Wakil Ketua DPRD Jawa Tengah Sarif Abdillah mengatakan, pungli dalam berbagai bentuknya seperti parkir liar, biaya masuk siluman, hingga “sumbangan” tak resmi bukan hanya merugikan wisatawan secara finansial, tetapi juga merusak pengalaman mereka.
"Jangan sampai setelah jauh-jauh datang dan mengeluarkan banyak uang, wisatawan justru merasa diperas dan tidak dihargai," ungkapnya.
Menurut Kakung, sapaan akrab Sarif Abdillah, maraknya pungli di tempat wisata bisa menjadi ancaman serius yang bisa merusak pengalaman wisatawan dan merugikan ekonomi lokal.
"Hal-hal semacam ini juga bisa membahayakan masa depan pariwisata daerah maupun nasional," sebut politikus Partai Kebangkitan Bangsa (PKB) ini.
Atas dasar itu, kata Kakung, perlu penguatan pengawasan di lapangan. Destinasi wisata maupun instansi terkait perlu melakukan berbagai upaya pencegahan.

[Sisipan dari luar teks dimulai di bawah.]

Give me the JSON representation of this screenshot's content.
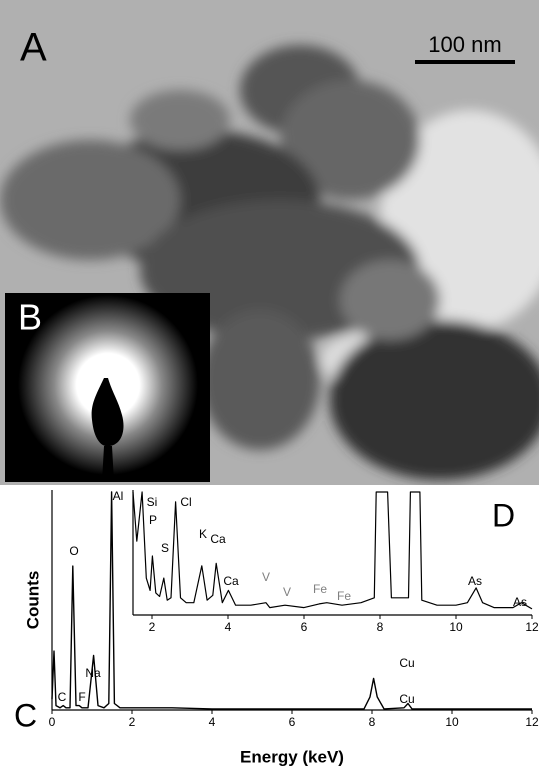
{
  "figure": {
    "panels": {
      "a": "A",
      "b": "B",
      "c": "C",
      "d": "D"
    },
    "scale_bar": "100 nm"
  },
  "chart_data": [
    {
      "type": "line",
      "x_label": "Energy (keV)",
      "y_label": "Counts",
      "xlim": [
        0,
        12
      ],
      "xticks": [
        0,
        2,
        4,
        6,
        8,
        10,
        12
      ],
      "ylim": [
        0,
        100
      ],
      "color": "#000000",
      "x": [
        0,
        0.05,
        0.1,
        0.2,
        0.28,
        0.35,
        0.45,
        0.52,
        0.6,
        0.68,
        0.75,
        0.9,
        1.04,
        1.15,
        1.3,
        1.42,
        1.49,
        1.56,
        1.7,
        2,
        2.5,
        3,
        4,
        5,
        6,
        7,
        7.8,
        7.95,
        8.04,
        8.13,
        8.3,
        8.8,
        8.9,
        9,
        9.5,
        10,
        11,
        12
      ],
      "values": [
        5,
        27,
        2,
        1,
        2,
        1,
        1,
        66,
        2,
        2,
        1,
        1,
        25,
        2,
        1,
        3,
        100,
        3,
        1,
        1,
        1,
        1,
        0.5,
        0.5,
        0.5,
        0.5,
        0.5,
        6,
        14.5,
        6,
        0.5,
        1,
        3,
        0.5,
        0.5,
        0.5,
        0.5,
        0.5
      ],
      "annotations": [
        {
          "text": "C",
          "color": "#000000"
        },
        {
          "text": "F",
          "color": "#000000"
        },
        {
          "text": "Na",
          "color": "#000000"
        },
        {
          "text": "O",
          "color": "#000000"
        },
        {
          "text": "Al",
          "color": "#000000"
        },
        {
          "text": "Cu",
          "color": "#000000"
        },
        {
          "text": "Cu",
          "color": "#000000"
        }
      ]
    },
    {
      "type": "line",
      "xlim": [
        1.5,
        12
      ],
      "xticks": [
        2,
        4,
        6,
        8,
        10,
        12
      ],
      "ylim": [
        0,
        100
      ],
      "color": "#000000",
      "x": [
        1.5,
        1.6,
        1.74,
        1.85,
        1.95,
        2.01,
        2.1,
        2.2,
        2.31,
        2.4,
        2.5,
        2.62,
        2.75,
        2.9,
        3.1,
        3.31,
        3.45,
        3.6,
        3.69,
        3.85,
        4.01,
        4.2,
        4.6,
        5,
        5.1,
        5.5,
        6,
        6.4,
        6.6,
        7,
        7.5,
        7.85,
        7.9,
        8.2,
        8.3,
        8.75,
        8.8,
        9.05,
        9.1,
        9.5,
        10,
        10.3,
        10.53,
        10.7,
        11,
        11.5,
        11.72,
        12
      ],
      "values": [
        100,
        60,
        100,
        30,
        20,
        48,
        18,
        15,
        30,
        12,
        14,
        92,
        14,
        10,
        10,
        40,
        12,
        16,
        42,
        10,
        20,
        8,
        8,
        10,
        6,
        8,
        6,
        9,
        10,
        8,
        10,
        14,
        100,
        100,
        14,
        14,
        100,
        100,
        12,
        8,
        8,
        10,
        22,
        10,
        6,
        6,
        10,
        5
      ],
      "annotations": [
        {
          "text": "Si",
          "color": "#000000"
        },
        {
          "text": "P",
          "color": "#000000"
        },
        {
          "text": "S",
          "color": "#000000"
        },
        {
          "text": "Cl",
          "color": "#000000"
        },
        {
          "text": "K",
          "color": "#000000"
        },
        {
          "text": "Ca",
          "color": "#000000"
        },
        {
          "text": "Ca",
          "color": "#000000"
        },
        {
          "text": "V",
          "color": "#808080"
        },
        {
          "text": "V",
          "color": "#808080"
        },
        {
          "text": "Fe",
          "color": "#808080"
        },
        {
          "text": "Fe",
          "color": "#808080"
        },
        {
          "text": "As",
          "color": "#000000"
        },
        {
          "text": "As",
          "color": "#000000"
        }
      ]
    }
  ]
}
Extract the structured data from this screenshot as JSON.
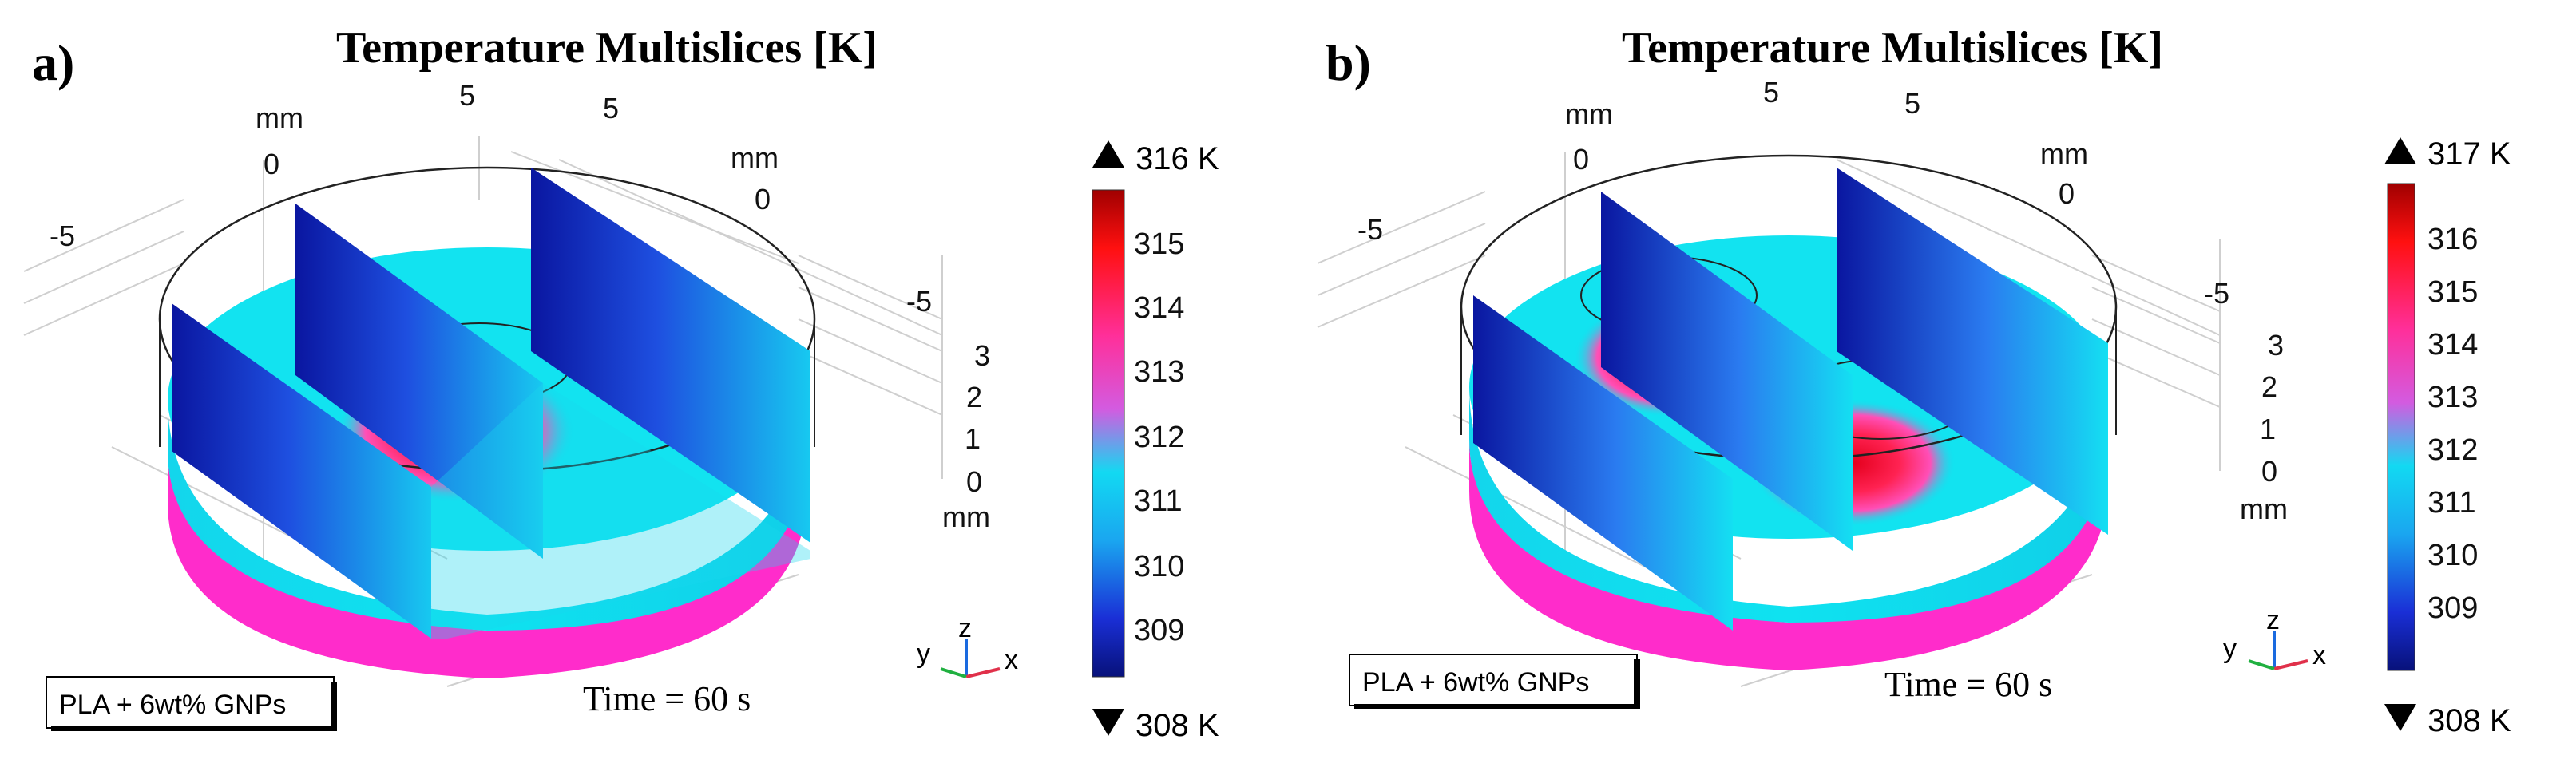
{
  "panels": [
    {
      "id": "a",
      "label": "a)",
      "title": "Temperature Multislices [K]",
      "material": "PLA + 6wt% GNPs",
      "time": "Time = 60 s",
      "axis_labels": {
        "top_left_mm": "mm",
        "top_left_val": "0",
        "top_mid_val": "5",
        "top_right_val": "5",
        "right_mm": "mm",
        "right_val": "0",
        "left_val": "-5",
        "side_val": "-5",
        "z_ticks": [
          "3",
          "2",
          "1",
          "0"
        ],
        "z_mm": "mm"
      },
      "colorbar": {
        "max_label": "316 K",
        "min_label": "308 K",
        "ticks": [
          "315",
          "314",
          "313",
          "312",
          "311",
          "310",
          "309"
        ]
      },
      "triad": {
        "x": "x",
        "y": "y",
        "z": "z"
      }
    },
    {
      "id": "b",
      "label": "b)",
      "title": "Temperature Multislices [K]",
      "material": "PLA + 6wt% GNPs",
      "time": "Time = 60 s",
      "axis_labels": {
        "top_left_mm": "mm",
        "top_left_val": "0",
        "top_mid_val": "5",
        "top_right_val": "5",
        "right_mm": "mm",
        "right_val": "0",
        "left_val": "-5",
        "side_val": "-5",
        "z_ticks": [
          "3",
          "2",
          "1",
          "0"
        ],
        "z_mm": "mm"
      },
      "colorbar": {
        "max_label": "317 K",
        "min_label": "308 K",
        "ticks": [
          "316",
          "315",
          "314",
          "313",
          "312",
          "311",
          "310",
          "309"
        ]
      },
      "triad": {
        "x": "x",
        "y": "y",
        "z": "z"
      }
    }
  ],
  "colors": {
    "hot": "#e8002a",
    "warm": "#ff2fa0",
    "mid": "#c24ad8",
    "cyan": "#00e6f0",
    "blue": "#0a1aa8",
    "magenta_base": "#ff2ccb"
  }
}
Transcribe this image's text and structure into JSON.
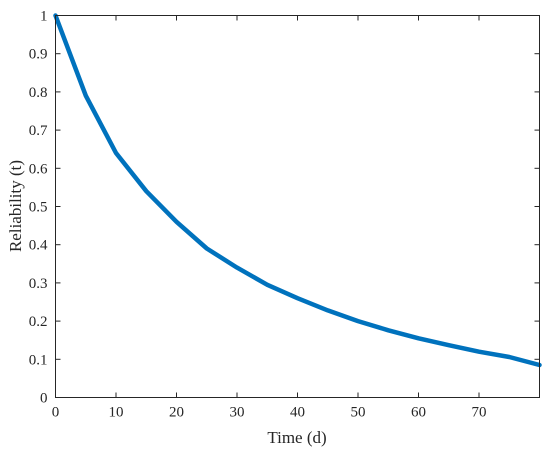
{
  "chart_data": {
    "type": "line",
    "title": "",
    "xlabel": "Time (d)",
    "ylabel": "Reliability (t)",
    "xlim": [
      0,
      80
    ],
    "ylim": [
      0,
      1
    ],
    "xticks": [
      0,
      10,
      20,
      30,
      40,
      50,
      60,
      70
    ],
    "yticks": [
      0,
      0.1,
      0.2,
      0.3,
      0.4,
      0.5,
      0.6,
      0.7,
      0.8,
      0.9,
      1
    ],
    "grid": false,
    "legend": "none",
    "series": [
      {
        "color": "#0072BD",
        "x": [
          0,
          5,
          10,
          15,
          20,
          25,
          30,
          35,
          40,
          45,
          50,
          55,
          60,
          65,
          70,
          75,
          80
        ],
        "y": [
          1.0,
          0.79,
          0.64,
          0.54,
          0.46,
          0.39,
          0.34,
          0.295,
          0.26,
          0.228,
          0.2,
          0.176,
          0.155,
          0.137,
          0.12,
          0.106,
          0.085
        ]
      }
    ]
  }
}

"Perlu keterlibatan langsung dari pemangku kebijakan daerah, serta integrasi misalnya dinas pariwisata dengan aparat penegak hukum," jelasnya.
Kakung menambahkan, masyarakat lokal harus dilibatkan dalam pengelolaan wisata, namun juga diberi edukasi bahwa pungli dapat merugikan dalam jangka Panjang.
"Wisatawan perlu dilindungi dengan pengetahuan. Edukasi hak dan kewajiban mereka sebagai pengunjung perlu disebarluaskan, misal lewat kampanye daring atau media di lokasi wisata," terang legislator dari daerah pemilihan (dapil) Banyumas dan Cilacap ini.
Kakung tak menampik, pemerintah telah berupaya memberantas pungli melalui berbagai tindakan. Namun, penegakan hukum saja tidak cukup.
"Perlu ada solusi komprehensif yang menyentuh akar masalahnya. Misalnya, pelatihan etika pelayanan, peningkatan kesejahteraan petugas, maupun penerapan sistem pembayaran digital adalah beberapa langkah yang bisa dilakukan," bebernya.
Hal terpenting, lanjutnya, adalah perubahan pola pikir dan budaya. Masyarakat lokal harus menjadi garda terdepan dalam menjaga citra pariwisata daerahnya.
"Mereka harus menolak pungli dan menjadi contoh keramahan dan kejujuran bagi wisatawan. Pemerintah daerah dan pengelola wisata dapat menggandeng komunitas lokal untuk membangun sistem pengawasan partisipatif dan menyelenggarakan kampanye edukasi tentang dampak buruk pungli," tegasnya.
Pariwisata, lanjut Kakung, bukan hanya tentang keindahan alam, tetapi juga tentang pengalaman dan rasa aman yang dirasakan wisatawan.
"Jangan sampau pungli menjadi benalu yang merusak kepercayaan dan meruntuhkan fondasi pariwisata yang berkelanjutan," tandasnya.